TO ELLWOOD HENDRICK
Kumamoto, May, 1894.
Dear Hendrick,— ... I think there was one mistake in the story of [OE]dipus and the Sphinx. It was the sweeping statement about the Sphinx’s alternative. It isn’t true that she devoured every one who couldn’t answer her riddles. Everybody meets the Sphinx in life;—so I can speak from authority. She doesn’t kill people like me,—she only bites and scratches them; and I‘ve got the marks of her teeth in a number of places on my soul. She meets me every few years and asks the same tiresome question,—and I have latterly contented myself with simply telling her, “I don’t know.”
It now seems to me that I was partly wrong in a former letter to you about business morality: I took much too narrow a view of the case, perhaps. The comparison between the Western and Oriental brain—which everybody is forced to make after a few years‘ sojourn here—now appears to me appalling in its results. The Western business man is really a very terrible and wonderful person. He is the outcome, perhaps, of a mediæval wish. For types are created by men’s wishes—just as men themselves are created. The greatest teaching of science is that no Body made us,—but we made ourselves under the smart stimulus of pain. Well, as I was saying, the business man is an answer to a wish. (You know about the frogs who asked Jupiter for a King.) In the age of robber-barons, racks, swordmills, and droit de cuissage,—men prayed Jupiter for Law, Order, System. Jupiter (in the shape of a very, very earnest desire) produced the Business man. He represents insatiate thirst of dominion, supreme intellectual aggressive capacity, faultless practical perceptivity, and the art of handling men exactly like pawns. But he represents also Order, System, Law. He is Organization, and is King of the Earth. The pawns cry out, “We are not pawns.” But he always politely answers, “I am sorry to disagree with you, but I find it expedient for our mutual interest to consider you pawns; besides, I have no time to argue the matter. If you think you are not pawns, you must show the faculty of Organization.”
The tyranny of the future must be that of Organization: the monopoly, the trust, the combination, the associated company—representing supremely perfect mathematical unification of Law, Order, and System. Much more powerful than the robber-baron, or Charlemagne, or Barbarossa, these are infinitely less human,—having no souls, etc. (What would be the use of souls!—souls only waste time.) Business is exact and dangerous and powerful like a colossal dynamo: it is the extreme of everything men used to pray for,—and it is not what they did not pray for. Perhaps they would like the robber-baron better.

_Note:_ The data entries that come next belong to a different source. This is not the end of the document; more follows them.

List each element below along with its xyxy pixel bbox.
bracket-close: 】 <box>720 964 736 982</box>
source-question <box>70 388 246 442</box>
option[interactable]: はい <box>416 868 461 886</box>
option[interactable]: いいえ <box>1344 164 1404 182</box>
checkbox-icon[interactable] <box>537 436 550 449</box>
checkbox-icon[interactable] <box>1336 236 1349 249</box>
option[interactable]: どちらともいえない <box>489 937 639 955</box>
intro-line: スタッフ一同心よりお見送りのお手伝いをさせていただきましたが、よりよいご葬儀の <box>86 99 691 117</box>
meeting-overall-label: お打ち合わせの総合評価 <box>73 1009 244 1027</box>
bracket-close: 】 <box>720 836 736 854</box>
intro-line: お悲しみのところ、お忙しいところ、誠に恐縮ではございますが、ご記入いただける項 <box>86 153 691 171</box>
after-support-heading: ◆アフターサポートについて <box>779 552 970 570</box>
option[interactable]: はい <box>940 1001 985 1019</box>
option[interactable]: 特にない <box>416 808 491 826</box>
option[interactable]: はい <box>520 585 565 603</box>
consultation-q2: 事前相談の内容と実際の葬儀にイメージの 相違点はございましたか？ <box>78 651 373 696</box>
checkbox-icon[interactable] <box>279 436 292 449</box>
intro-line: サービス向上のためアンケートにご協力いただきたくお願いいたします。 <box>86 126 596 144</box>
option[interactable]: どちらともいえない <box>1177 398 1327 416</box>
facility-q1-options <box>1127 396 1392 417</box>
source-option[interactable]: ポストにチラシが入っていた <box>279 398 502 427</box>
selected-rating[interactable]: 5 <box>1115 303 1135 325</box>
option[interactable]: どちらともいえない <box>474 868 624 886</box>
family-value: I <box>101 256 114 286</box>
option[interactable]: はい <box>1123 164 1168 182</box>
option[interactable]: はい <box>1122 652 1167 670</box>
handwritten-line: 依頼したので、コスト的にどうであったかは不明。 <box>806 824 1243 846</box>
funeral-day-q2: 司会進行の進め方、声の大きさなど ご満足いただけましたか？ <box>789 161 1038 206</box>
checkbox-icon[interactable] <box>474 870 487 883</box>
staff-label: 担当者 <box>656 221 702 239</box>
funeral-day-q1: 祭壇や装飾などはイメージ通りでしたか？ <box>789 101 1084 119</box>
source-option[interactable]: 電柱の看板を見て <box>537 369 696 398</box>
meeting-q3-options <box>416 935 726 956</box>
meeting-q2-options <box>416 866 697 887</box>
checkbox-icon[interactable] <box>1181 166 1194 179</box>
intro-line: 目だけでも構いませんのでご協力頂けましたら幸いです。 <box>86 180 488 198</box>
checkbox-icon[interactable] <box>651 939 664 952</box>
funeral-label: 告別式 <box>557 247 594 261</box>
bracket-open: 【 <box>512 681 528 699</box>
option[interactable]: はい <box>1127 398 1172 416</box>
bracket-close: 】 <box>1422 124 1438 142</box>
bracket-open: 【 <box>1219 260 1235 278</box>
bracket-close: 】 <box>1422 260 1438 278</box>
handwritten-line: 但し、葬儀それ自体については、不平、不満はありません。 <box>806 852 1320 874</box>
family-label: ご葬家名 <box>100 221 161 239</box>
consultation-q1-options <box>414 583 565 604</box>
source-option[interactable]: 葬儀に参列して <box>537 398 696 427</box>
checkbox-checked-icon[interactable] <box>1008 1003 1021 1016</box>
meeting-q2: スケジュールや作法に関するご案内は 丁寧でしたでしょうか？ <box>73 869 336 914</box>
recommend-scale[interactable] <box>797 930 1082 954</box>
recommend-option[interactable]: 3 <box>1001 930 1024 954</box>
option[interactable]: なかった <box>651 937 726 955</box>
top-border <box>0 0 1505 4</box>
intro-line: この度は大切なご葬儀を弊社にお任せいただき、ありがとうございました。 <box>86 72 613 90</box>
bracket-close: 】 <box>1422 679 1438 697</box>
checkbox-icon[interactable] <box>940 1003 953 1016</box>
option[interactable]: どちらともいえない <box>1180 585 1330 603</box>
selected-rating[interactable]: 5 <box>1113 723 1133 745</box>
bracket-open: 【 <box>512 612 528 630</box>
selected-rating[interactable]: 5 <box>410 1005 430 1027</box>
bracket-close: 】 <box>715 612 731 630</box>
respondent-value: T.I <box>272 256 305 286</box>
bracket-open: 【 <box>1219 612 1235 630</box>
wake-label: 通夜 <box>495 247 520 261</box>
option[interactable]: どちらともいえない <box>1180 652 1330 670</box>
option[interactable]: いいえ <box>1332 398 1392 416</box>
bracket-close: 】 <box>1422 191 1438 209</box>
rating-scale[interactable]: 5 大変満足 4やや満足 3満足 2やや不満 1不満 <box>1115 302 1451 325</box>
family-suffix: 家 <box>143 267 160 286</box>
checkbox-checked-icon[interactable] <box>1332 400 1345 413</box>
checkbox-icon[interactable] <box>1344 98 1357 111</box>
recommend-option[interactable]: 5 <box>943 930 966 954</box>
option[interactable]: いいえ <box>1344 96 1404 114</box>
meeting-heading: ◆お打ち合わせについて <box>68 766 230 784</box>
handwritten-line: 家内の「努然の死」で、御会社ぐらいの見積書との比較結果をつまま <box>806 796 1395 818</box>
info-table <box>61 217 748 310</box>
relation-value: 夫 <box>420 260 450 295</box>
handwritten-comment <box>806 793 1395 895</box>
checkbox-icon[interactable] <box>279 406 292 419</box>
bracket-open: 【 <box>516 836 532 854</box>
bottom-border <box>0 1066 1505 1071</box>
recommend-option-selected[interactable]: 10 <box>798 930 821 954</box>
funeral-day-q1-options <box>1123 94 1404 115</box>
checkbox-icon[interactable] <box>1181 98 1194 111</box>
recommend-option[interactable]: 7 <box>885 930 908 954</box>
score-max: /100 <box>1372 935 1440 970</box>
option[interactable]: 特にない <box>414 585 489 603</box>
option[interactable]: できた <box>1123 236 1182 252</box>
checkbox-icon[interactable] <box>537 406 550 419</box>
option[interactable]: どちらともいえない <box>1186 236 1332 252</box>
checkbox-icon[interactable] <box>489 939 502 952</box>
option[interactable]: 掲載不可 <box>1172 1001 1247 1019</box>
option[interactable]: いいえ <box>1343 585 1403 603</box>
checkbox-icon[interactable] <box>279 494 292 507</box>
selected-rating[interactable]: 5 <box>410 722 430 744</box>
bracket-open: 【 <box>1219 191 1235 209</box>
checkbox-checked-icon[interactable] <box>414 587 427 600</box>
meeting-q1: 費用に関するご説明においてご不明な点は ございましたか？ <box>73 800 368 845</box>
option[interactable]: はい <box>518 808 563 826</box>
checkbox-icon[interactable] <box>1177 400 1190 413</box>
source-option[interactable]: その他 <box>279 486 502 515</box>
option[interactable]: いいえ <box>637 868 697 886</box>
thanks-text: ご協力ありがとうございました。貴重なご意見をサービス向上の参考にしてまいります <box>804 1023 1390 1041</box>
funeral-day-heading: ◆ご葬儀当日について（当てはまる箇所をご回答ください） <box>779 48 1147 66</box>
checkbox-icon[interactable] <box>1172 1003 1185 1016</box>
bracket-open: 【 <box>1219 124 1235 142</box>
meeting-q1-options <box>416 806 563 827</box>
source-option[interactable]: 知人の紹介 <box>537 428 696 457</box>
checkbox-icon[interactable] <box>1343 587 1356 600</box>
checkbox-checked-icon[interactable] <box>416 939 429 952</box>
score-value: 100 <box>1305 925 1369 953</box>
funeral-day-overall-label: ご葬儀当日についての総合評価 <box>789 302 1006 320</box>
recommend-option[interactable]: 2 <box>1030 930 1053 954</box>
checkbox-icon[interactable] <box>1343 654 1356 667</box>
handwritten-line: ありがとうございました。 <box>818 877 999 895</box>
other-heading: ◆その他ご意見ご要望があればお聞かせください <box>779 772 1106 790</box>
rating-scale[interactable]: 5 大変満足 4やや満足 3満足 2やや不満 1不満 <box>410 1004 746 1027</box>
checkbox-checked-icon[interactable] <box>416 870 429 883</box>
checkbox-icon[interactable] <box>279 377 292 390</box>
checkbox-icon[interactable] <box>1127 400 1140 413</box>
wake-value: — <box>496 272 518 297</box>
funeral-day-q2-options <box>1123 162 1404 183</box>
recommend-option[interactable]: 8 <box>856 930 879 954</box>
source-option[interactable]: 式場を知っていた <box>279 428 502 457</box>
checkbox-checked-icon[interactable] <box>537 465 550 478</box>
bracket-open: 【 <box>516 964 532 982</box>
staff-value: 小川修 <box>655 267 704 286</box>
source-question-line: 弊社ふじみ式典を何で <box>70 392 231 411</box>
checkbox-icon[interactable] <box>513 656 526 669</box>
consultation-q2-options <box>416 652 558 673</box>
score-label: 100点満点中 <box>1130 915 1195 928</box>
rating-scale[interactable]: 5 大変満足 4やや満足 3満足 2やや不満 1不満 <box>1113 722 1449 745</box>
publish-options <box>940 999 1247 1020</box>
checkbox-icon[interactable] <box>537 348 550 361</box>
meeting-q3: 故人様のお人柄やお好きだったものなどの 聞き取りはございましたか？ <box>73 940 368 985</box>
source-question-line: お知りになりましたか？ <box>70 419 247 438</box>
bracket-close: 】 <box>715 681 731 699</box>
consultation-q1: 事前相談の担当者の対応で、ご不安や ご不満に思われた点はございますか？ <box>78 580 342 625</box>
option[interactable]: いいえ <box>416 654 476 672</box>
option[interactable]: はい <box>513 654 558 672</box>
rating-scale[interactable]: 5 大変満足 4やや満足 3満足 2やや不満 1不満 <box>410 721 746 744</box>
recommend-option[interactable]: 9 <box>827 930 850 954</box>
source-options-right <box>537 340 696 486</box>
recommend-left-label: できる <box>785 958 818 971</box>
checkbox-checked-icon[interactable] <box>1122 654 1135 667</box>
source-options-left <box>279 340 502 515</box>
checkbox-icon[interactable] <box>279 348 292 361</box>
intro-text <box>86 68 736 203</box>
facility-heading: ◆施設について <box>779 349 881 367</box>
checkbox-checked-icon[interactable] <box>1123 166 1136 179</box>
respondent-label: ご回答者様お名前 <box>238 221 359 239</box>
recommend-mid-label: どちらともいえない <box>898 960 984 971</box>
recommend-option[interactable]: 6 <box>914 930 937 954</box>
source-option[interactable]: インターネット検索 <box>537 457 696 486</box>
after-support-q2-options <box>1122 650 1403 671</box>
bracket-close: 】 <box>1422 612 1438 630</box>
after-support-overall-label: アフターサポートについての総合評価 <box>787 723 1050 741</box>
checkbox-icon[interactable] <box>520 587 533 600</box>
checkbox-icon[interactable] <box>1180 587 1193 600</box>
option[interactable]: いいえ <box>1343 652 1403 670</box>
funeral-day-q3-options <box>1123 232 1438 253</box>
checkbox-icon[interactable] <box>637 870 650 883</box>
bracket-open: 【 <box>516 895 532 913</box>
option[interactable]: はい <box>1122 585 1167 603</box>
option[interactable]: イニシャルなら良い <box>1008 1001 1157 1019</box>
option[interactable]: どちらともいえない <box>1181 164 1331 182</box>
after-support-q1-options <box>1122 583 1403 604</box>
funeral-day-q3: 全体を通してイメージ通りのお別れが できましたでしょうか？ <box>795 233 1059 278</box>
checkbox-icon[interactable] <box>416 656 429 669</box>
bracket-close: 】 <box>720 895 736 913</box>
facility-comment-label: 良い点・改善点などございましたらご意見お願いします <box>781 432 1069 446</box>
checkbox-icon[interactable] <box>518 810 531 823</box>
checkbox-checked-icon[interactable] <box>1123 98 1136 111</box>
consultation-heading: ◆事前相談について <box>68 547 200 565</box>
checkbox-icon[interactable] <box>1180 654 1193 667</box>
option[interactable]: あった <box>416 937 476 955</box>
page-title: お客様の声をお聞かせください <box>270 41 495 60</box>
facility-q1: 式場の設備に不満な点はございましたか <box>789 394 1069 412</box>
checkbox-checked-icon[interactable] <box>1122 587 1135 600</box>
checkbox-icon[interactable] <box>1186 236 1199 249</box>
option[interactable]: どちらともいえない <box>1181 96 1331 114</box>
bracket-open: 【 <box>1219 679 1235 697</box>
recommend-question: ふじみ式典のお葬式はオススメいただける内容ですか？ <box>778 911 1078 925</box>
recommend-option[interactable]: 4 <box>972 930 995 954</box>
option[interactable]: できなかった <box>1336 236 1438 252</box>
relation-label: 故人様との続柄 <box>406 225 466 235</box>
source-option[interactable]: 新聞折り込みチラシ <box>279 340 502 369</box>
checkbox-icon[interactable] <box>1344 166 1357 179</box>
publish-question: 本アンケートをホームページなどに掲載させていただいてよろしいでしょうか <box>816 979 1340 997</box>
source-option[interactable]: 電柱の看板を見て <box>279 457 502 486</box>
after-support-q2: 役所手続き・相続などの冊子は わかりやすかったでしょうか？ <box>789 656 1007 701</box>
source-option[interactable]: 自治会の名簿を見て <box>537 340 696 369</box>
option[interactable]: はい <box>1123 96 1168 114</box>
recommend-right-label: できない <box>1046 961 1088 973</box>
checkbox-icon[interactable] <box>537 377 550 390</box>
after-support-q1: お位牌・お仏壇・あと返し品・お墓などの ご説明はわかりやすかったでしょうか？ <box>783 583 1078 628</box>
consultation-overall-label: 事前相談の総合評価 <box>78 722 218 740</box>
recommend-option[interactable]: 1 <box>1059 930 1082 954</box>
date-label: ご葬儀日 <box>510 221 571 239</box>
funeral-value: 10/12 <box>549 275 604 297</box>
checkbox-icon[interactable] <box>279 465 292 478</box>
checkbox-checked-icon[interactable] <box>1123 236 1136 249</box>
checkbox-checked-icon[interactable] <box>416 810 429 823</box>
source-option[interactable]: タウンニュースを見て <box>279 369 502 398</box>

We little petty outsiders—the gnats hovering about life—feel the world is changing too quickly: all becoming methodical as an abacus. There isn’t any more room for us. Competition is of no use. Law, Order, and System fill the places without consulting us,—the editorial desks, the clerkships, the Government posts, the publishers‘ offices, the pulpits, the professorships, the sinecures as well as the tough jobs. Where a worker is unnecessary, a pawn is preferred. (Oh, for a lodge in some vast wilderness!—provided with a good table and a regular supply of reading from Murray’s circulating library!) One thing is dead sure: in another generation there can be no living by dreaming and scheming of art: only those having wealth can indulge in the luxury of writing books for their own pleasure....
Faithfully ever,
Lafcadio Hearn.
TO ELLWOOD HENDRICK
Kumamoto, May, 1894.
Dear Hendrick,—So far from your letters not being interesting, they are always full of interest—first, simply because they are your letters; secondly, because they tell the evolution of you—showing how, after all, we are made by the eternal forces. That you become a business man, in every sense of the word, is inevitable. It would be wrong if you did not. It would be wrong not to love your profession. The evil of becoming a business man exists only for small men—dries small men up. Surely you are not small! There is nothing to regret—except perhaps a temporary darkness which may yield to enormous light later on. Some would say to you, “Always keep one little place in your heart from hardening.” I would say nothing of the kind now: I think you are too large to be talked to in that way.